Taiwanese businessman (1927–2023)

Yang Bing-Yi (楊秉彝; 23 March 1927 – 25 March 2023) was a Taiwanese restaurateur. He was the founder of the restaurant chain Din Tai Fung.

== Early life ==
Yang Bing-Yi was born in Yuanping in China's northern Shanxi province in 1927 and immigrated by himself to Taiwan at the age of 20 during the Chinese Civil War in 1948. He took a job to make oil deliveries. When he was 13 years old, Japan occupied his city during the Second Sino-Japanese War. Shortly after the Japanese surrendered in 1945, he went to the county seat to further his education. With the assistance of a matchmaker, he got married at 19 years old to his first wife. After the Chinese Civil War began, Yang feared for his safety. At 21 years old, he took leave from the army, moved to Taiwan under the pretense of studying there, and sought to meet up with his uncle who was living there.

Yang traveled by Hualien Ferry (花蓮輪) to the Port of Keelung in the summer of 1948. After walking through mountains and rivers, he met up with his uncle. His uncle's Shanghai wife connected him to the Shanghai owner of the oil company, Heng Tai Fung (恆泰豐). Surnamed Wang, the owner put him to work on delivering oil during the day. At night, Yang helped Wang's brother, an importer, deliver Shaoxing wine. After two years of working at the oil company, he received a promotion to work at the counter. He dated Lai Penmei (賴盆妹), a woman who took care of the Wang's children. They dated around three or four years before getting married when he was 28 years old. The Wangs officiated their wedding. The newly married couple worked for the Wangs for another three to four years.

== Business career ==
Yang opened a small shop in Taipei with his wife in 1958 and named the store Din Tai Fung Oil Retail. The store had two namesakes: Heng Tai Fung, the company the couple had been employed at, and Din Mei Oils, the company that supplied their oil. They sold cooking oil and steamed Chinese soup dumplings called xiaolongbao. The oil business started to have difficulties with the invention of salad oils in metal tins in 1972, and they decided to devote more of their storefront to dumplings. The dumplings soon became extremely popular and they changed the name to just Din Tai Fung and started to focus on the dumplings and noodles.
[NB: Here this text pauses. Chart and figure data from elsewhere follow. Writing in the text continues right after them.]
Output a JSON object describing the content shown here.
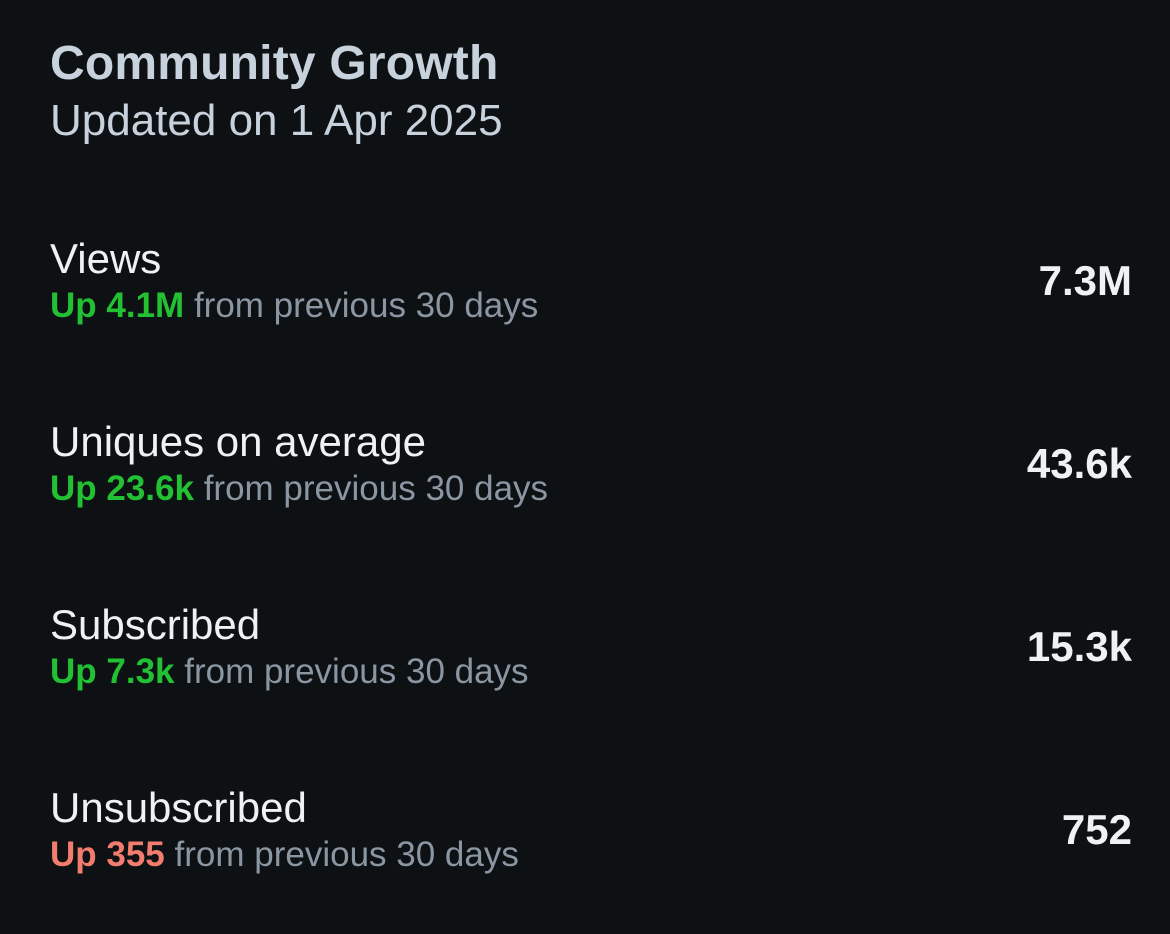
{
  "header": {
    "title": "Community Growth",
    "updated": "Updated on 1 Apr 2025"
  },
  "colors": {
    "background": "#0e1114",
    "positive": "#22c033",
    "negative": "#f27d6e",
    "muted": "#8a97a3",
    "text": "#eef2f5"
  },
  "stats": [
    {
      "label": "Views",
      "delta": "Up 4.1M",
      "delta_tone": "good",
      "period": "from previous 30 days",
      "value": "7.3M"
    },
    {
      "label": "Uniques on average",
      "delta": "Up 23.6k",
      "delta_tone": "good",
      "period": "from previous 30 days",
      "value": "43.6k"
    },
    {
      "label": "Subscribed",
      "delta": "Up 7.3k",
      "delta_tone": "good",
      "period": "from previous 30 days",
      "value": "15.3k"
    },
    {
      "label": "Unsubscribed",
      "delta": "Up 355",
      "delta_tone": "bad",
      "period": "from previous 30 days",
      "value": "752"
    }
  ]
}
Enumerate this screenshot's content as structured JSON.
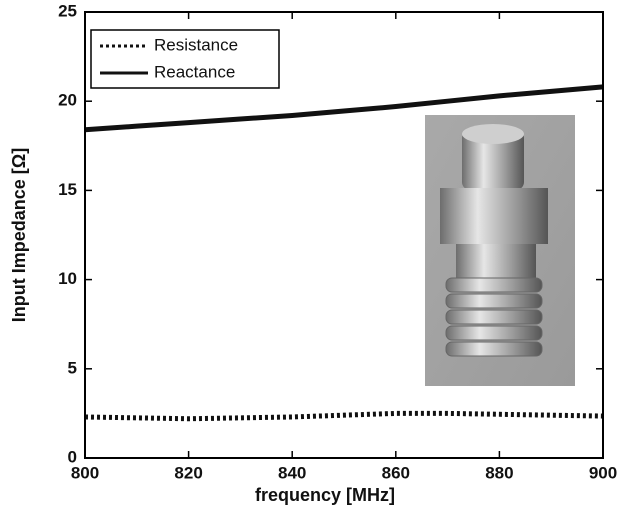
{
  "chart_data": {
    "type": "line",
    "xlabel": "frequency [MHz]",
    "ylabel": "Input Impedance [Ω]",
    "x": [
      800,
      810,
      820,
      830,
      840,
      850,
      860,
      870,
      880,
      890,
      900
    ],
    "series": [
      {
        "name": "Resistance",
        "color": "#111111",
        "linestyle": "dotted",
        "values": [
          2.3,
          2.25,
          2.2,
          2.25,
          2.3,
          2.4,
          2.5,
          2.5,
          2.45,
          2.4,
          2.35
        ]
      },
      {
        "name": "Reactance",
        "color": "#111111",
        "linestyle": "solid",
        "values": [
          18.4,
          18.6,
          18.8,
          19.0,
          19.2,
          19.45,
          19.7,
          20.0,
          20.3,
          20.55,
          20.8
        ]
      }
    ],
    "xlim": [
      800,
      900
    ],
    "xticks": [
      800,
      820,
      840,
      860,
      880,
      900
    ],
    "ylim": [
      0,
      25
    ],
    "yticks": [
      0,
      5,
      10,
      15,
      20,
      25
    ],
    "legend": "upper left"
  }
}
The original restaurant was in Taipei's Yongkang shopping district and was named one of the best restaurants in the world by the New York Times in 1993. Franchises expanded his brand to the United States, the United Kingdom, Australia, the United Arab Emirates, South Korea and Singapore. As of 2023, there are more than 170 locations in 13 territories.

== Personal life ==
Yang was an early riser. In his seventies, he typically spent an hour in the morning walking followed by an hour of doing qigong.